Is your career still on track?

Posted 01 October 2019

Want to forge a career? Some people think that they will automatically climb the ladder. But in practice, many career paths turn out different than expected. It is important that you take stock and make changes when your career isn’t heading in the right direction. Depending on your goals, of course.

Who can help you to see if you are still on track and, if necessary, to make decisions and take action? As a Talent Manager at Modis, Deborah Gelfged does (almost) nothing else. Keep reading to find out what kind of support you can expect from Modis.

In the fifteen years that she has worked for the Adecco group – of which Modis is a member, Deborah Gelfged has already had an impact on countless careers. Five years ago, she became Talent Manager. Since then, she has been supporting Modis consultants from the moment they sign the contract. She briefs them for their first assignment and tells them about all the other things she can help them with.

The follow-up – how does that work?

Deborah: “Throughout the year, our consultants meet their talent manager on several occasions. At the end and/or beginning of the year, we reflect on the past year and look forward to the next. During this end-year performance review, we take a closer look at the consultant’s work to see if they have achieved their goals. We also discuss their goals for the coming year, both in terms of the current assignment and for their future career in general. In this meeting, we also look at their expectations and further develop the plan for their career path.”

Based on this, we take a look at which training courses might be useful. A mid-year review, an evaluation meeting, is held half-way through the year.

“It is important that we check whether everything is going well with the current assignment and whether or not we need to adjust the goals. Between those two key moment – the end-year and mid-year reviews – we still see each other and stay in touch by phone/email.”

How do you keep your finger on the pulse at the place of work?

The talent manager is always in touch with the employees, but also with the customer for whom the employee works. The talent manager is not often present at the place of work, so they regularly ask the customer about their experiences with the employee. This feedback is also important for evaluating whether you’re on track.

“We also have an important role to play at the place of work because we are the customer’s contact person. Prior to each evaluation moment, we organise a meeting with the customer to gather their feedback.”
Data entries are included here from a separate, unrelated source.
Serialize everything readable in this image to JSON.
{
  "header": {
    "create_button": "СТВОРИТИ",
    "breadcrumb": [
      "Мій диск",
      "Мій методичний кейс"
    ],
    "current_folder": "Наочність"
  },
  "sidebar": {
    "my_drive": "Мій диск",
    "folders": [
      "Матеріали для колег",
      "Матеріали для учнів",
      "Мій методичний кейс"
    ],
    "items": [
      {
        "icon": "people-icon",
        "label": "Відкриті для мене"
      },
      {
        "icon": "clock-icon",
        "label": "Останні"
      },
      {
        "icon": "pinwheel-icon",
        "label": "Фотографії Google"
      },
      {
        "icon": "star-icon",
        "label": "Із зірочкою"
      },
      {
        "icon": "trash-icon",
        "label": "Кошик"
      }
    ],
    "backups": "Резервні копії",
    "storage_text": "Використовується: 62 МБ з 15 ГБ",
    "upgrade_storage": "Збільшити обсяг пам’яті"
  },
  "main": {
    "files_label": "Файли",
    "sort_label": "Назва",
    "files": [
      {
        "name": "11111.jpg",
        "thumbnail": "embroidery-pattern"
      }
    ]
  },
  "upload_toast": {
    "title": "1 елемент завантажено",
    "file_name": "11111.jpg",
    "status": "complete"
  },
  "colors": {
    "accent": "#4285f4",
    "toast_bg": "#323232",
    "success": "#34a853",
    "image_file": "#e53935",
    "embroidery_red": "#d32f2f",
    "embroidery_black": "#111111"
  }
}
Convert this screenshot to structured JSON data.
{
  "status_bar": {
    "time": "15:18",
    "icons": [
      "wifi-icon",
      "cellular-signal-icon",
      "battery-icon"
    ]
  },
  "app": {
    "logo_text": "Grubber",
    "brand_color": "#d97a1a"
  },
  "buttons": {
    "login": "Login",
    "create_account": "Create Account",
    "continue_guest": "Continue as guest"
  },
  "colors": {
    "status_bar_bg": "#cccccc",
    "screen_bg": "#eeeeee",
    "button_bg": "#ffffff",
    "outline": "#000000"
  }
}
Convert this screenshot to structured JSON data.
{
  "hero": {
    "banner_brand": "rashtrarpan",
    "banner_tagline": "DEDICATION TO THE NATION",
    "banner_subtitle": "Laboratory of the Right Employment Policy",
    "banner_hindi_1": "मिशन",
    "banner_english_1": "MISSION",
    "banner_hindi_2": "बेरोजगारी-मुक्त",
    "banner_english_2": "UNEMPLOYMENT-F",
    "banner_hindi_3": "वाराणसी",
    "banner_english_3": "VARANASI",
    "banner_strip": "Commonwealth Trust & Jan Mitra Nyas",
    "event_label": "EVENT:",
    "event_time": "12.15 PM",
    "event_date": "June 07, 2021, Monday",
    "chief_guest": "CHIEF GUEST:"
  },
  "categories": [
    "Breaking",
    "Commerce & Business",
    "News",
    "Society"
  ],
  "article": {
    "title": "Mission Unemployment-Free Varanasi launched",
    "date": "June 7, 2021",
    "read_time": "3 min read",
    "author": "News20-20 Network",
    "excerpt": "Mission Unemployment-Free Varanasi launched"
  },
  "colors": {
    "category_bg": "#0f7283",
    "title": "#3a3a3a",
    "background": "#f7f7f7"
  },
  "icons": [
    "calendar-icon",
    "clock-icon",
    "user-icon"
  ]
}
Of course, a customer might sometimes have negative feedback. Both customers and candidates can also have unrealistic expectations. In such cases, it’s the talent manager’s task to adjust those expectations.

“Supporting the consultant also means being honest with them if their expectations are unrealistic. Consultants may also underestimate themselves. And then it’s our job to pep them up and show them the potential they have.”

Do you ever push candidates outside their comfort zone?

“Absolutely, if they need a push in the right direction (laughs). We like to let our employees develop towards new roles. For that we organise assessments, both for their further development and to prepare them for a new position.

During such an assessment, we ask the consultant to take part in role plays, which are based on certain situations. For some, this isn’t an easy exercise. We also ask them to do a personality test. During the debriefing, they have to be open about their preferences, choices, behaviour and reactions.”

We briefly touched upon training courses. What options are available?

“For training courses we collaborate with various partners. We focus mainly on soft skills. But it’s also possible to do courses to improve hard skills. These are tailored to the employee’s career path. Knowledge sharing takes place during so-called sharing sessions. And we also add content to our online training library, the ‘training catalogue’.”

Do you ever help people make drastic career changes?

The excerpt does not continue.